Cr Armstrong read out a letter from the Chinderah Beautification Committee saying the village already had industrial areas and locals did not want inappropriate development along the river bank.

The residents said they wanted to ‘highlight the natural beauty’ of the area and ‘restore the vibrancy it once had’ as a busy river port.

‘What vision do we have for Chinderah?’ Cr Armstrong said.

‘Do we want to turn Chinderah into the industrial storage offshoot of Tweed Heads and Kingscliff?
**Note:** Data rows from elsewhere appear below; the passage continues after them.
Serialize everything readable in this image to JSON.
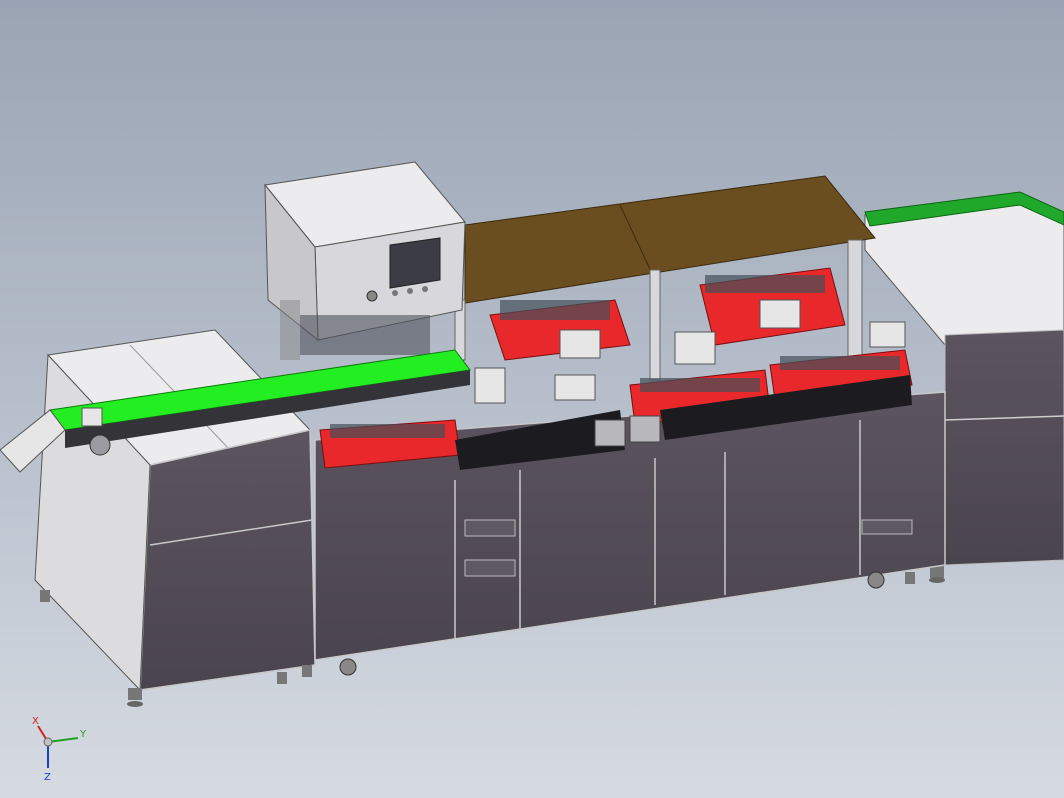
{
  "scene": {
    "background_top": "#9aa4b3",
    "background_bottom": "#d6dbe2",
    "model": {
      "frame_color": "#57505a",
      "cover_color": "#e8e8ea",
      "top_plate_color": "#6b4e1f",
      "conveyor_belt_color": "#22ee22",
      "fixture_color": "#e8282a",
      "guard_rail_color": "#1fa82a",
      "hmi_screen_color": "#3c3c46"
    }
  },
  "triad": {
    "x_label": "X",
    "y_label": "Y",
    "z_label": "Z",
    "x_color": "#d42020",
    "y_color": "#20a020",
    "z_color": "#2040c0"
  }
}
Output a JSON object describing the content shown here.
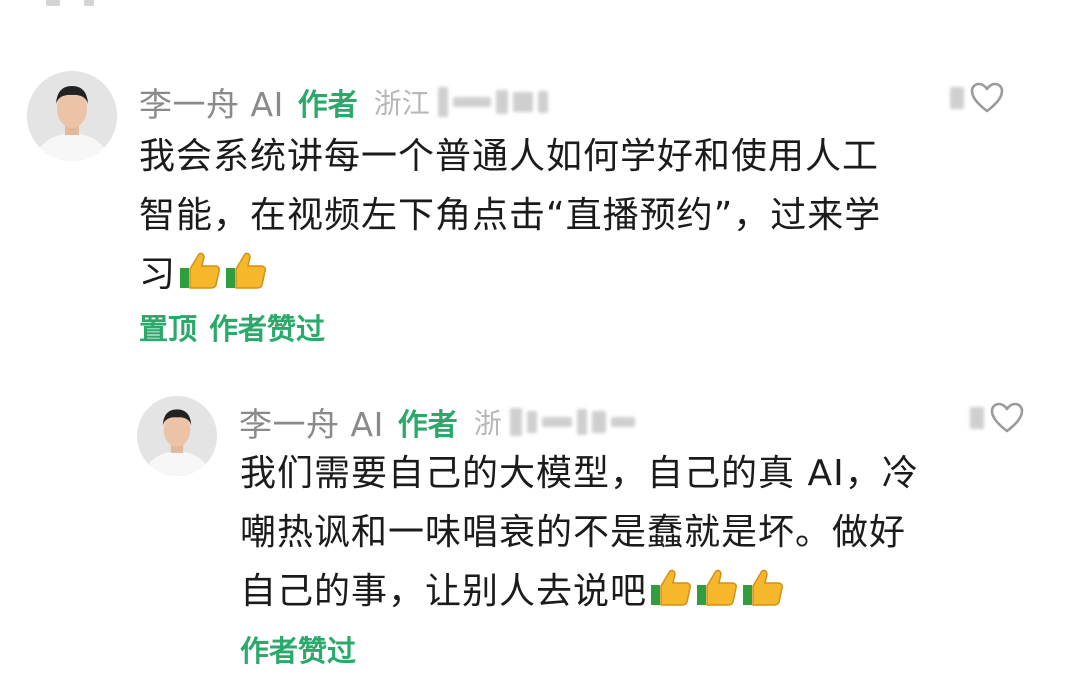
{
  "comments": [
    {
      "author": "李一舟 AI",
      "author_tag": "作者",
      "location": "浙江",
      "text_lines": [
        "我会系统讲每一个普通人如何学好和使用人工",
        "智能，在视频左下角点击“直播预约”，过来学",
        "习"
      ],
      "emoji": "thumbs-up",
      "emoji_count": 2,
      "badges": [
        "置顶",
        "作者赞过"
      ]
    },
    {
      "author": "李一舟 AI",
      "author_tag": "作者",
      "location": "浙",
      "text_lines": [
        "我们需要自己的大模型，自己的真 AI，冷",
        "嘲热讽和一味唱衰的不是蠢就是坏。做好",
        "自己的事，让别人去说吧"
      ],
      "emoji": "thumbs-up",
      "emoji_count": 3,
      "badges": [
        "作者赞过"
      ]
    }
  ],
  "colors": {
    "accent_green": "#2aa96b",
    "name_gray": "#8a8a8a",
    "body_text": "#1b1b1b",
    "emoji_yellow": "#f6b82a",
    "emoji_green": "#2e9e3e"
  },
  "icons": {
    "like": "heart-outline-icon",
    "emoji": "thumbs-up-icon"
  }
}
Or do we want to have it for the long term benefit of the people there and their families?

‘How can putting in a whole lot of storage improve boat ramps already struggling with congestion?’

Cr Armstrong said he didn’t think the central riverside site was the right area for such a facility.

Cr Byrne said she was concerned about ‘telling the developer to go back and find another use for the site, which is not up to us to do’.

Cr Byrne said the words ‘industrial use’ could be misleading as it was ‘a passive type of business’ where people parked or collected their boats and nothing was manufactured there.

‘Something needs to be done at Jenners Corner to improve the appalling current site,’ she said.

Cr Polglase said the boating storage was appropriate for the site which was floodprone and as such had limited use.

He said retailers such as bakers or butchers as Cr Milne suggested would not be allowed there because of the constraints.

‘This is a very sneaky way of saying “look we don’t want to support this whole process at all and we want you to pull out”,’ he said.

‘If he (the proponent) comes back with any issues to do with boating facilities he hasn’t got a hope in hell, we should support the recommendation.’

Mayor Barry Longland said it was common to direct developers to change or improve their plans and he commended Cr Milne’s move ‘which is essentially a consideration about desired character’.

‘Issues about economic activity are important but desired future character is a big responsibility for councillors, because what goes there stays there,’ Cr Longland said.

Meanwhile, a bid by the minority pro-development faction (Crs Polglase, Byrne and Youngblutt) to overturn a rejection last month of yet another proposal for boat-storage sheds on another site along Chinderah Bay Drive failed 3-4.

Cr Byrne said during her motion for rescission that the Chinderah Bay Drive area was under-utilised and ‘not a very visually attractive’ entry to Chinderah, which would be improved by the facility with the right landscaping and buffering in place to screen it from locals.